El suboficial de la PNP, Luis Astuquillca, narró por primera vez cómo se produjo el ataque terrorista en la selva de Cusco, que acabó con la vida de los efectivos César Vilca y Landert Tamani.
En declaraciones a la Agencia Andina, Astuquillca consideró que fue su deber acudir a esta misión. “Salimos a defender a la patria”, acotó.
“Nos dijeron que al helicóptero lo habían derribado, que había heridos. Estábamos en el aeródromo de Kiteni, y los generales al mando hicieron una estrategia. Partimos el Ejército, los Sinchis, y nosotros como apoyo. Ya estaban todas las coordenadas”, explicó.
Al llegar a la zona de conflicto, Astuquillca Vásquez explicó que buscaban un lugar adecuado para bajar el helicóptero. “Primero descendió por una soga Tamani, luego yo y al final Vilca. No sabíamos lo que pasaba y notamos que estaban disparando al helicóptero”, agregó.
Astuquillca Vásquez narró que una vez en tierra no entendían por qué el helicóptero se había ido. “Nos mirábamos las caras, estábamos en la explanada terrorista. Nos quedamos echados y vimos que el helicóptero intentó bajar en tres ocasiones, y cuando lo hacía les disparaban, se veía clarito las llamas de los fusiles, cómo le daban a los helicópteros”, detalló.

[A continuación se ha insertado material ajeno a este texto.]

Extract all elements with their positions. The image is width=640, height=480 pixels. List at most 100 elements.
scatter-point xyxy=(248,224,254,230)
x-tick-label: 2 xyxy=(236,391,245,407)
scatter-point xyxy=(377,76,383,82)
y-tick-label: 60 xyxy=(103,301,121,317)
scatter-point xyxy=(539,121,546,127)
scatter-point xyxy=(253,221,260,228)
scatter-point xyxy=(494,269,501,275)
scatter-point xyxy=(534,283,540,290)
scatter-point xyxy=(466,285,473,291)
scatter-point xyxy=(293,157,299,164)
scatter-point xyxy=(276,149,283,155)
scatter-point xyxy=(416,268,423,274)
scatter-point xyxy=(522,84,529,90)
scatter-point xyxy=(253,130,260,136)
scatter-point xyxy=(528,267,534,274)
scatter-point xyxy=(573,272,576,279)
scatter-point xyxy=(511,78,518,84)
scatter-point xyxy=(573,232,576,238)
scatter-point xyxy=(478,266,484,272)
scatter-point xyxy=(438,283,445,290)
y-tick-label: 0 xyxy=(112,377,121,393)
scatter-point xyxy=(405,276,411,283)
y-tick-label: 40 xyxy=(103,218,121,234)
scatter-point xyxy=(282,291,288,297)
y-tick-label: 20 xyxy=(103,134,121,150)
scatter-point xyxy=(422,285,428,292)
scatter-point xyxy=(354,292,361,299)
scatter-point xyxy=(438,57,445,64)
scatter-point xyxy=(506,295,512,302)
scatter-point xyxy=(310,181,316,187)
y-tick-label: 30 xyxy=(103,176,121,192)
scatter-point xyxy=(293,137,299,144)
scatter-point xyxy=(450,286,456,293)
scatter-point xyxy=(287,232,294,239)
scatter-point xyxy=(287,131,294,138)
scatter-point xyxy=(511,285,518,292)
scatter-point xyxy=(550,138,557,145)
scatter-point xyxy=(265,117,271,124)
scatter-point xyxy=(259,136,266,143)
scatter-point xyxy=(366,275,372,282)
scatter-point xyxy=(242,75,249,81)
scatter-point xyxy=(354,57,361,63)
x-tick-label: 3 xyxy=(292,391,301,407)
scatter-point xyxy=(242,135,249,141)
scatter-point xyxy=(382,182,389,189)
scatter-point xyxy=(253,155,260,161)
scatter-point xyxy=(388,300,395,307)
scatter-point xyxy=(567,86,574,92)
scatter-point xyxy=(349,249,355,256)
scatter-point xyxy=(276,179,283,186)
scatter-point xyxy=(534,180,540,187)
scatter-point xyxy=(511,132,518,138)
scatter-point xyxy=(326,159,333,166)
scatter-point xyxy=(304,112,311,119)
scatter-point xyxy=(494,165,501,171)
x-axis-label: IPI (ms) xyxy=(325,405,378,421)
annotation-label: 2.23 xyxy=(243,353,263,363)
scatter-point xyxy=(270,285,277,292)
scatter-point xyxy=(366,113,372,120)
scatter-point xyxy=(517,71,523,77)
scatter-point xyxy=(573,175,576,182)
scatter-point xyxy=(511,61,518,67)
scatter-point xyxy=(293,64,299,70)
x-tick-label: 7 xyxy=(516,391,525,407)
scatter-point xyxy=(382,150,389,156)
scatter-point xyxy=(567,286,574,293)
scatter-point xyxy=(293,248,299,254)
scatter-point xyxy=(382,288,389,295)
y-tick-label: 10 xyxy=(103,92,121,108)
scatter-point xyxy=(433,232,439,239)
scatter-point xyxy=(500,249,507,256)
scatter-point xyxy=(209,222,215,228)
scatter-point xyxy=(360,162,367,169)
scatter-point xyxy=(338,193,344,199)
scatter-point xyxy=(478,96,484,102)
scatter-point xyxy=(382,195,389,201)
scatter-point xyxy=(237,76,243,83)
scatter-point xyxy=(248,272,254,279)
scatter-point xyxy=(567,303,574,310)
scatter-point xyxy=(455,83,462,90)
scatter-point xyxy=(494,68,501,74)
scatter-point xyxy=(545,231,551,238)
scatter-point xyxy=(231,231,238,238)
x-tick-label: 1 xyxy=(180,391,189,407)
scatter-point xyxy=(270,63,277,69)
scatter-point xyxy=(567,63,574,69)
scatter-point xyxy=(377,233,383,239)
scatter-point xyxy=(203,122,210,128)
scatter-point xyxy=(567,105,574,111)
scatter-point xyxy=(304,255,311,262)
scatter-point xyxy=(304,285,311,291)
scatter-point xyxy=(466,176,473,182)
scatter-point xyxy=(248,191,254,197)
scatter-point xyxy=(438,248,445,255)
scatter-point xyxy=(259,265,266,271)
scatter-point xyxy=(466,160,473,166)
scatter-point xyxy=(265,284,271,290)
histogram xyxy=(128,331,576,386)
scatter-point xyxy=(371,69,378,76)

Minutos más adelante, y siempre cuidándose ante un posible ataque, los tres efectivos llegaron hasta un risco donde decidieron pasar la noche. “Estábamos sanos, preparados por si alguien aparecía. Eso fue el jueves. El viernes en la mañana vimos que no se podía bajar por el acantilado, no conocíamos esa zona, y decidimos tomar altura por si el helicóptero venía”, manifestó.
Inmediatamente, comenzaron a escalar, no por el camino que habían bajado, sino en diagonal, agazapados con su mochila y fusil. “Teníamos una ración de combate para dos días. Tamani era hombre punta (adelante) y dijo que había un hueco, no se podía subir. Vilca estaba segundo y yo vanguardia (al último)”.
El ataque
En ese momento es que, al ser detectados por los terroristas, abrieron fuego contra los policías.
“Esos cobardes estaban escondidos en el bosque. Un francotirador disparó tres o cuatro veces, ni bien escuché el disparo me tiré al suelo. Tamani que estaba en la punta le cayó la bala. Vilca gritó porque también le habían disparado. Le hice un torniquete a Vilca y le paré la hemorragia. Repelí el ataque para que sepan que estábamos ahí, hubo un fuego cruzado”, narró el valeroso policía.
A pesar del ataque que recibían, Astuquilla comenzó a llamar a Tamani, a quien había perdido de vista. “Fui a verlo, mientras Vilca me cubría fui donde estaba, Vilca comenzó a disparar para cubrirme. Por eso que no bajaron, porque sabían que estábamos vivos. Cuando legué donde Tamani le tomé los signos vitales, pero ya estaba muerto”.